Vassalités et tributs |




Évolution territoriale des principautés roumaines jusqu'en 1859 :


  •      Territoires voisins

  •      Pour comparaison, territoire de la Roumanie en 1918-1940

  •      Formations politiques ayant une population roumaine (valaque, moldave) attestée

  •      Formations politiques à population et aristocratie roumaines attestées : Valachie (sud) et Moldavie (nord-est)



À deux reprises dans son histoire (1387 – 1455 et 1597 – 1623), la principauté de Moldavie a été vassale et alliée de la Pologne mais cela ne signifie pas, comme l'affirment par erreur certains auteurs ([4]) qu’elle soit devenue une province polonaise ou un fief de la couronne de Pologne.
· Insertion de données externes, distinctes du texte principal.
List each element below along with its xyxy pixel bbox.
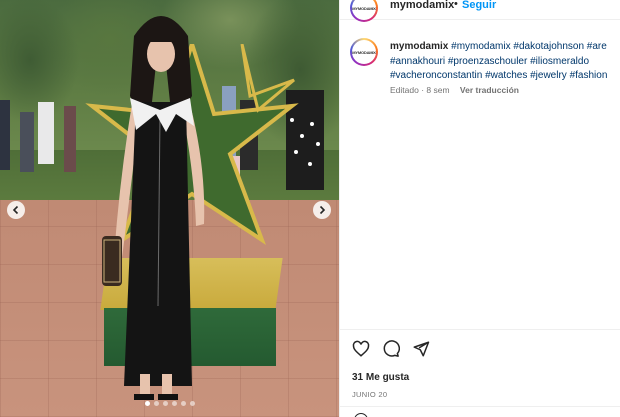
carousel-prev-button[interactable]: [7, 201, 25, 219]
comment-bubble-icon[interactable]: [382, 340, 400, 358]
hashtag-link[interactable]: #iliosmeraldo: [530, 56, 589, 67]
hashtag-link[interactable]: #vacheronconstantin: [390, 70, 482, 81]
post-side-panel: MYMODAMIX mymodamix • Seguir MYMODAMIX m…: [339, 0, 620, 417]
caption-text: mymodamix #mymodamix #dakotajohnson #are…: [390, 40, 620, 84]
hashtag-link[interactable]: #fashion: [570, 70, 608, 81]
username-link[interactable]: mymodamix: [390, 0, 454, 11]
heart-icon[interactable]: [352, 340, 370, 358]
caption-author-link[interactable]: mymodamix: [390, 41, 448, 52]
caption-meta: Editado · 8 sem Ver traducción: [390, 85, 519, 95]
hashtag-link[interactable]: #are: [587, 41, 607, 52]
carousel-dot: [162, 401, 168, 406]
caption-avatar[interactable]: MYMODAMIX: [350, 38, 378, 66]
carousel-dot: [189, 401, 195, 406]
add-comment-row[interactable]: [340, 406, 620, 417]
edited-timestamp: Editado · 8 sem: [390, 85, 450, 95]
hashtag-link[interactable]: #mymodamix: [451, 41, 510, 52]
photo-model: [102, 16, 205, 400]
emoji-icon[interactable]: [354, 413, 368, 417]
avatar-logo: MYMODAMIX: [352, 49, 376, 55]
carousel-next-button[interactable]: [313, 201, 331, 219]
translate-link[interactable]: Ver traducción: [460, 85, 519, 95]
post-photo[interactable]: [0, 0, 339, 417]
post-actions: [352, 340, 430, 358]
hashtag-link[interactable]: #watches: [485, 70, 527, 81]
carousel-dot: [180, 401, 186, 406]
carousel-dot: [144, 401, 150, 406]
hashtag-link[interactable]: #annakhouri: [390, 56, 445, 67]
avatar[interactable]: MYMODAMIX: [350, 0, 378, 22]
post-header: MYMODAMIX mymodamix • Seguir: [340, 0, 620, 22]
header-separator: •: [454, 0, 458, 10]
post-date: JUNIO 20: [352, 390, 388, 399]
paper-plane-icon[interactable]: [412, 340, 430, 358]
follow-button[interactable]: Seguir: [462, 0, 496, 11]
carousel-dot: [153, 401, 159, 406]
hashtag-link[interactable]: #jewelry: [530, 70, 567, 81]
hashtag-link[interactable]: #dakotajohnson: [513, 41, 584, 52]
avatar-logo: MYMODAMIX: [352, 5, 376, 11]
like-count[interactable]: 31 Me gusta: [352, 372, 409, 383]
hashtag-link[interactable]: #proenzaschouler: [448, 56, 528, 67]
chevron-right-icon: [319, 205, 326, 215]
carousel-dot: [171, 401, 177, 406]
carousel-dots: [0, 401, 339, 406]
actions-divider: [340, 329, 620, 330]
chevron-left-icon: [12, 205, 19, 215]
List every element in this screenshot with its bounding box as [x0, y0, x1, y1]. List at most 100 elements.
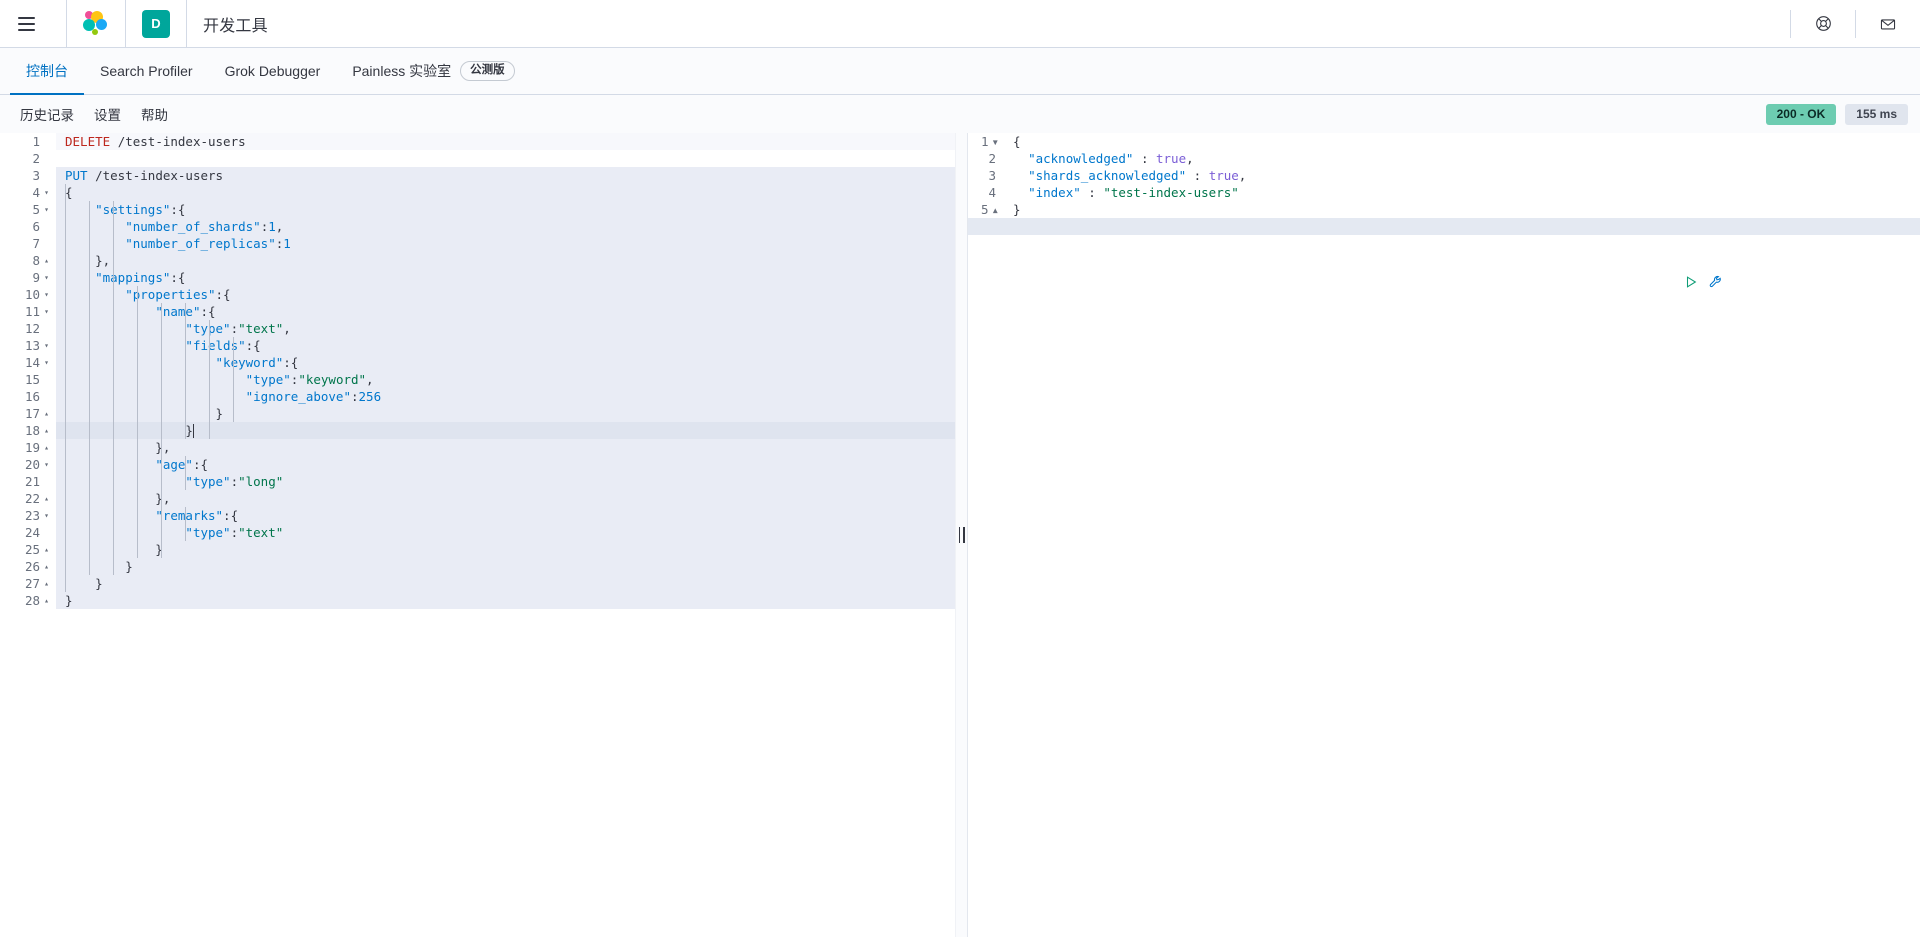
code-line[interactable]: "fields":{	[56, 337, 955, 354]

Ces erreurs sont dues d’une part à la confusion sémantique chez certains historiens modernes, entre voïvodie (province, en polonais) et voïvode (prince régnant, en roumain), ou encore entre suzeraineté et souveraineté, et d'autre part à la rétroprojection nationaliste de l’histoire[7].


Concernant le tribut aux Ottomans, la vassalité des principautés roumaines envers le sultan turc (à partir de 1461 pour la Valachie ; 1455 – 1457 et à partir de 1538 pour la Moldavie) ne signifie pas, comme le montrent par erreur beaucoup de cartes historiques, qu’elles soient devenues des provinces turques et des pays musulmans. Seuls quelques petits territoires moldaves et valaques sont devenus ottomans : en 1422 la Dobrogée au sud des bouches du Danube, en 1484 la Bessarabie alors dénommée Boudjak, au nord des bouches du Danube (Bessarabie ne désignait alors que les rives du Danube et de la mer Noire), en 1536 – 38 les rayas de Turnu Măgurele, Giurgiu, Brăila (alors dénommée Ibrahil), Tighina (alors dénommée Bender), et en 1713 de raya de Hotin. Le reste des principautés de Valachie et Moldavie (y compris la partie de la Moldavie située entre Dniestr et Prut qui sera appelée Bessarabie en 1812, lors de l’annexion russe) a conservé ses propres lois, sa religion orthodoxe, ses boyards, princes, ministres, armées et autonomie politique (au point de se dresser plus d’une fois contre le sultan ottoman)[8]. Les erreurs cartographiques et historiques sont dues à l'ignorance ou à des simplifications réductrices[9].


Traditionnellement, les musulmans considèrent les principautés roumaines tributaires de l’Empire ottoman, comme situées dans le Dar el Ahd (« maison du pacte », en arabe : دار العهد), qui définit de jure leur statut d’États chrétiens orthodoxes tributaires des Ottomans, États dont seuls des orthodoxes pouvaient être citoyens : les musulmans, avdétis, romaniotes et séfarades étaient sujets et protégés de l’Empire ottoman ; les catholiques, protestants et ashkénazes étaient sujets et protégés de l’empire des Habsbourg ou des États d’Europe centrale et occidentale dont ils étaient originaires. Certaines fonctions, droits et devoirs, comme servir l’État, accomplir le service militaire, acquérir des terres et ouvrir des entreprises, étaient réservées aux citoyens orthodoxes[10].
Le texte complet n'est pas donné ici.